«Pistolero»: Camille Bouchard face à la révolution mexicaine

En 2017, l'auteur jeunesse est allé cherché un peu d'inspiration au coeur du White Sands National Park au Nouveau-Mexique.
Photo: Camille Bouchard En 2017, l'auteur jeunesse est allé cherché un peu d'inspiration au coeur du White Sands National Park au Nouveau-Mexique.
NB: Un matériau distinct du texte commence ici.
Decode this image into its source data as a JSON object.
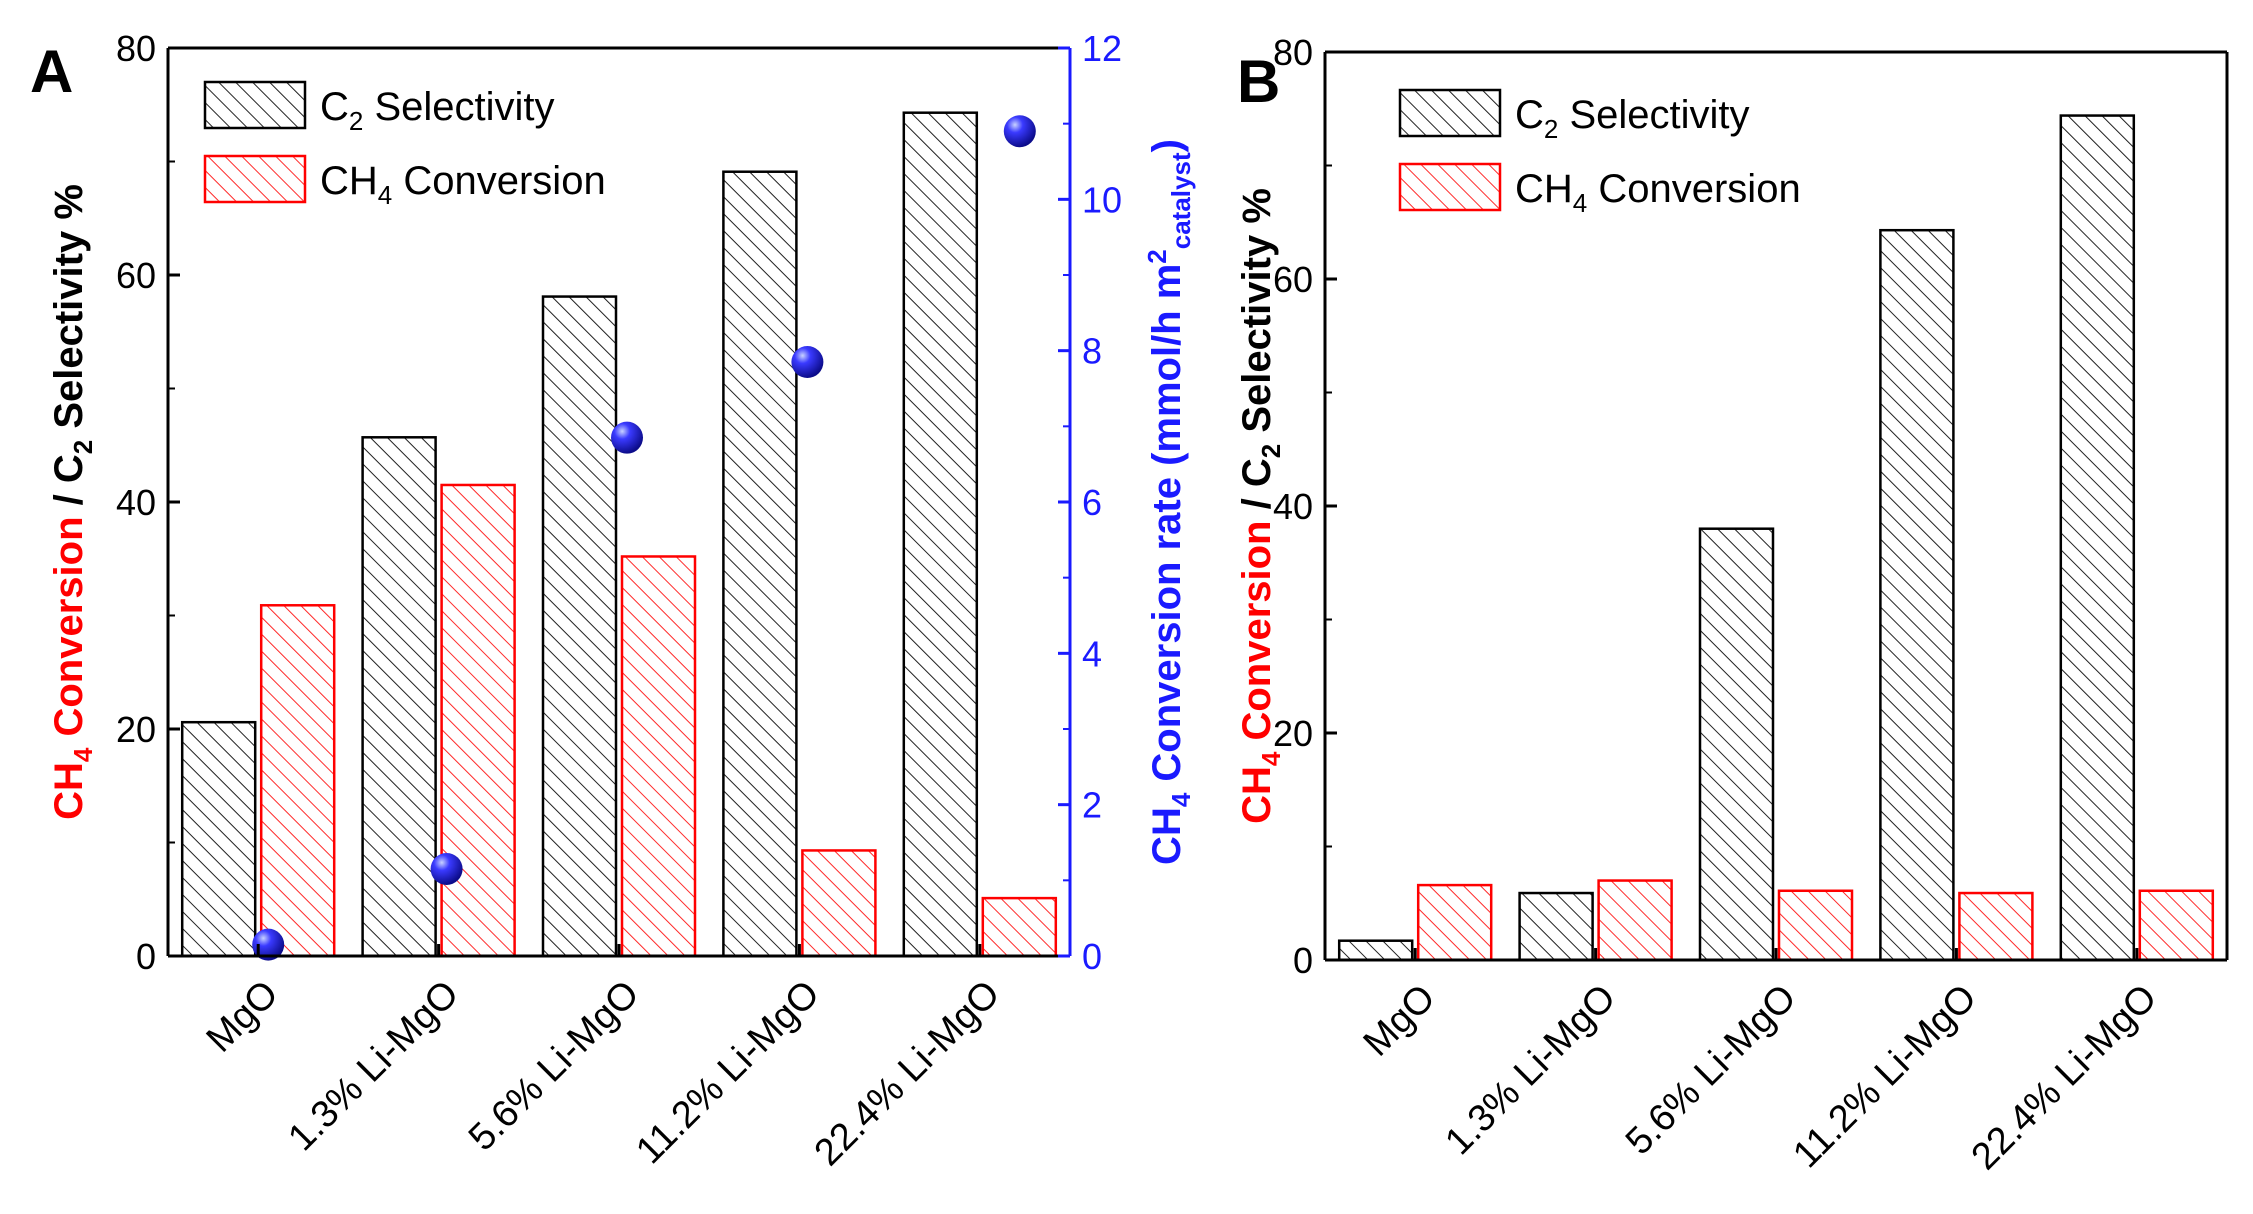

Décembre 1910. Benjamin Lavoie, dix ans, quitte la vie paisible de Sainte-Amandine et se retrouve en pleine révolution mexicaine avec son père, un homme libre, qui lui propose cette aventureuse destinée. Rapidement, ils font la rencontre de Pancho Villa — figure emblématique des révolutionnaires — et se lancent à l’assaut de la Ciudad Juárez, place forte que ces pistoleros ont bien l’intention de reprendre.

 

Réalité historique et fiction se superposent dans ce tout nouvel opus signé par l’infatigable et toujours rigoureux Camille Bouchard. Dans un style prenant, un rythme effréné, une écriture forte, teintée de quelques expressions en espagnol, Bouchard nous plonge facilement en pleine guérilla, du côté des rebelles, là où tout est permis pour vaincre l’oppresseur.

 

Stratégies d’attaques, voitures piégées, ruses sont au rendez-vous pour faire monter la tension et conduire l’intrigue vers le triomphe des résistants : « Aux cris de victoire répondaient les hurlements de douleur et les gémissements. »

 

Un passé brûlant

 

Si la trame de fond historique servant le récit dépeint avec aplomb un passé brûlant, le narrateur fictif de Bouchard, en l’occurrence Benjamin, a toutefois tendance à pécher par excès de bienséance.

 

En fait, le père, en rôle d’homme voyou et insouciant assumé, motivé par le désir « d’offrir l’existence la plus passionnante qui soit » à son fils, quitte à ce qu’il « meurt prématurément », reflète l’esprit frondeur de l’auteur du Coup de la girafe.

 

Aux côtés de cette personnalité insoumise, Benjamin, se pose en défenseur des gestes et attitudes de son père, mais s’inquiète aussi de ce que « bien des parents » pourraient en penser.

 

Or, ce double jeu — visant sans doute à ne pas s’attirer les foudres des esprits coincés — détonne au coeur cette intrigue forte, première d’une série intitulée « Le siècle des malheurs » et dont on souhaite, pour la suite des choses, qu’elle soit délestée de cette soudaine intention morale.

Extrait de « Pistolero »

« Lorsque mon père et moi avons quitté Sainte-Amandine, nous nous sommes d’abord retrouvés au port de Montréal. J’ai traversé la grande mer pour la première fois de ma vie. Nous étions montés à bord d’un bateau de marchandises. Moi qui, jusqu’alors, n’avais connu que les soubresauts de la chaloupe de grand-père sur les vaguelettes du lac des Trois Castors, on peut dire que j’ai commencé à goûter la nouvelle expérience dès l’instant où le navire s’est éloigné du quai ».

Pistolero

★★★ 1/2

Camille Bouchard, Boréal, Montréal, 2018, 136 pages.